On the Tragic Death of Tyre Nichols
Don’t Cry
Don’t shed a tear
The time I shared with you will always be
And when I’m gone, please carry on
Don’t Cry for me
—Song by BeBe and CeCe Winans
“Mommy will miss you,” the mother of Tyre Nichols said while discussing her son’s senseless slaying earlier this month. Here we are again. Tyre Nichols’ tragic death in Memphis, Tennessee, at the hands of state agents, is a familiar narrative in this country. We, as a society, have been here before in our history, and many of us are tired. There have been countless murders of Black men by hands unknown and known, including by rogue vigilantes and members of law enforcement. The names are too numerous to list here on this page, from Emmett Till to Jim Lee Jackson, James Byrd Jr., Sean Bell, Amadou Diallo, Tamir Rice, Trayvon Martin, George Floyd, and now Tyre Nichols. This cannot be reformed. We at AAIHS strenuously condemn the murder of Mr. Nichols. But, we as historians know that we have been here before and that history is a dialogue between past and present. Words can be as violent as actions when prominent historians hurl words in our faces telling us that our approach to understanding history is too activist or presentist.
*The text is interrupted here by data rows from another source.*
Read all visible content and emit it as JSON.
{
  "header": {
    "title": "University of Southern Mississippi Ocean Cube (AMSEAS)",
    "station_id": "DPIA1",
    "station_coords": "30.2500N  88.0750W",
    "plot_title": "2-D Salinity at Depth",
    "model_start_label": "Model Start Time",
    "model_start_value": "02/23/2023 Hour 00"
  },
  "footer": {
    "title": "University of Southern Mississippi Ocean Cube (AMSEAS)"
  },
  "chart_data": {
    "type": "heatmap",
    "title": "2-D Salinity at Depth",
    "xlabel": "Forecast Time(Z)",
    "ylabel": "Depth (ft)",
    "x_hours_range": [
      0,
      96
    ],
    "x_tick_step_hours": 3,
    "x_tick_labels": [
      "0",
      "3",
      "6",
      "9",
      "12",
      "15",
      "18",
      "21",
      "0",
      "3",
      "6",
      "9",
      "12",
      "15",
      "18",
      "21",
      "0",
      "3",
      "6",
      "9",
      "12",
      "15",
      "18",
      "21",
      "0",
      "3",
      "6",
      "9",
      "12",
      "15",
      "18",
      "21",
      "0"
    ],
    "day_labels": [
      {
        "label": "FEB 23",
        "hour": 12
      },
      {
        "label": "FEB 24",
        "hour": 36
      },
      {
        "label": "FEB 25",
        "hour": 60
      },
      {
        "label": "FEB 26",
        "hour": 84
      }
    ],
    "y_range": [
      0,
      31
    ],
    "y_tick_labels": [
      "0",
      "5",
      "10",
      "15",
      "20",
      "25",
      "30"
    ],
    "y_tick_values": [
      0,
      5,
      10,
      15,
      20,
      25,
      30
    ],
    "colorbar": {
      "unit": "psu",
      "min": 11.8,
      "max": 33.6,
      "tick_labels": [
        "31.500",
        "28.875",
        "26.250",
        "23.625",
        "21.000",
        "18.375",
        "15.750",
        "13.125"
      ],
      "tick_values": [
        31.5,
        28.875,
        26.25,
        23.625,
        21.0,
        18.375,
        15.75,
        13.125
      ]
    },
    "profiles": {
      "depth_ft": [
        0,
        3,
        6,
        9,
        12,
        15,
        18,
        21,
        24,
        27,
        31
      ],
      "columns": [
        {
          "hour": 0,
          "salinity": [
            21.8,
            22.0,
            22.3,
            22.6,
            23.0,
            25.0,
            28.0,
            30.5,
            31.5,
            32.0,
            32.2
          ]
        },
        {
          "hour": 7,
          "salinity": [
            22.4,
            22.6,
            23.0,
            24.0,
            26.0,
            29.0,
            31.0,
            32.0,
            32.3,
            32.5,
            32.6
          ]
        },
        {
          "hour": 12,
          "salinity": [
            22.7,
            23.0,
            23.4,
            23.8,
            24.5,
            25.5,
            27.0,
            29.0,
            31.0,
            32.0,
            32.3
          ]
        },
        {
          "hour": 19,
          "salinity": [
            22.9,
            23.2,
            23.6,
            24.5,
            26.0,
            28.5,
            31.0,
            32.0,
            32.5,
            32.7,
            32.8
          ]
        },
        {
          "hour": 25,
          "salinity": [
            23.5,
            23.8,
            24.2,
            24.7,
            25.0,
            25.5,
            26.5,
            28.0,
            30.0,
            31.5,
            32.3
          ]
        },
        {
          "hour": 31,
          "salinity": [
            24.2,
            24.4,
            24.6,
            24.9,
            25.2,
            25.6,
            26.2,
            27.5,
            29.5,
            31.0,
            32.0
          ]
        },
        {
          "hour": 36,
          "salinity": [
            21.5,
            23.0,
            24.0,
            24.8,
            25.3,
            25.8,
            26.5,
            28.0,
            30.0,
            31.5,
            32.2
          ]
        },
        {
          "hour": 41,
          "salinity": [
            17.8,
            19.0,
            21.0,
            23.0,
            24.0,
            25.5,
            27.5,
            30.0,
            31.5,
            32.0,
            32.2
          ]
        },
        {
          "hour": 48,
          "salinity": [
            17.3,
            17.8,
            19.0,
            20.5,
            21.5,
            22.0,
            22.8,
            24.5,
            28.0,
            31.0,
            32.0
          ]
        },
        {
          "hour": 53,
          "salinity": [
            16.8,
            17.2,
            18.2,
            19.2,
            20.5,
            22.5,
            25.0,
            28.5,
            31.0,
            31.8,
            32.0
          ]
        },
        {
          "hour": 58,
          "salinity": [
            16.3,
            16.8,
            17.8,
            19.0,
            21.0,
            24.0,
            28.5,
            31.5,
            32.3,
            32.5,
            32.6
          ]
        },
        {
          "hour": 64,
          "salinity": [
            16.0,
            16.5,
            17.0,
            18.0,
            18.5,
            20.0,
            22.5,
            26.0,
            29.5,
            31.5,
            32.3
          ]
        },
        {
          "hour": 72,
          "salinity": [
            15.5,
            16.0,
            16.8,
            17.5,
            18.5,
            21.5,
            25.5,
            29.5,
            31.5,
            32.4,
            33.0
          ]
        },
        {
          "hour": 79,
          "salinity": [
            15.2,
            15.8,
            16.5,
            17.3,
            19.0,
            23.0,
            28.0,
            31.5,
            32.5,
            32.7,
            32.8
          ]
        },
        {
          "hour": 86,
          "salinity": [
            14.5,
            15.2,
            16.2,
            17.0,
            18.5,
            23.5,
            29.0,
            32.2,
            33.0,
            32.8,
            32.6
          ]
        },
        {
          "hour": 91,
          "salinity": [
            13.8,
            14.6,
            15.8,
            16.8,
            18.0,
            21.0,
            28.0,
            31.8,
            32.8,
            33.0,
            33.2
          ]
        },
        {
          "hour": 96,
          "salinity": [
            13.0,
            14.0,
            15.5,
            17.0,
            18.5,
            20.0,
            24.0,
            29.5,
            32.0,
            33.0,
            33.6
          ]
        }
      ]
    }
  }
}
Hale Woodruff’s “By Parties Unknown,” a woodcut on paper rendering, comes to mind here when thinking of the brutality visited upon the Black body past and present. This 1935 work by Woodruff depicts a man dressed in torn clothing, lying prone, with his hands bound behind his back, upon a doorstep. Woodruff created this work during the height of the Harlem Renaissance amid a high point of lynching in America when Black civil rights activists, including the activist and historian W.E.B. Du Bois, were beseeching the U.S. government to enact a law against lynching. This piece by Woodruff appeared in one of the earliest art exhibitions focused on racial violence in America, and it is now recognized as part of his “Selections from the Atlanta Period, 1931-1946.” Black intellectuals, civil rights organizations, and culture workers continuously implored the U.S. government to end the practice of extralegal violence against African Americans during the Harlem Renaissance and beyond. Unfortunately, the Emmett Till Antilynching Act (a law that makes lynching a federal hate crime) did not pass until 2022 and has not ended the extralegal violence against African Americans. Woodruff’s bound man lying prone on a doorstep is representative of the many broken Black bodies who had their lives snuffed out too soon. The doorstep is symbolic of this nation. America, you have a problem.
It has been nearly a century since Woodruff debuted his work of art, and we are still stuck in this holding pattern of the changing same. Mr. Nichols called for his mother, as did George Floyd. And we are calling for an END to the violence that has been leveled against African Americans by parties known and unknown. We call for the passage of the George Floyd Justice in Policing Act. We can no longer allow state agents to get away with senseless violence, murder, and mayhem.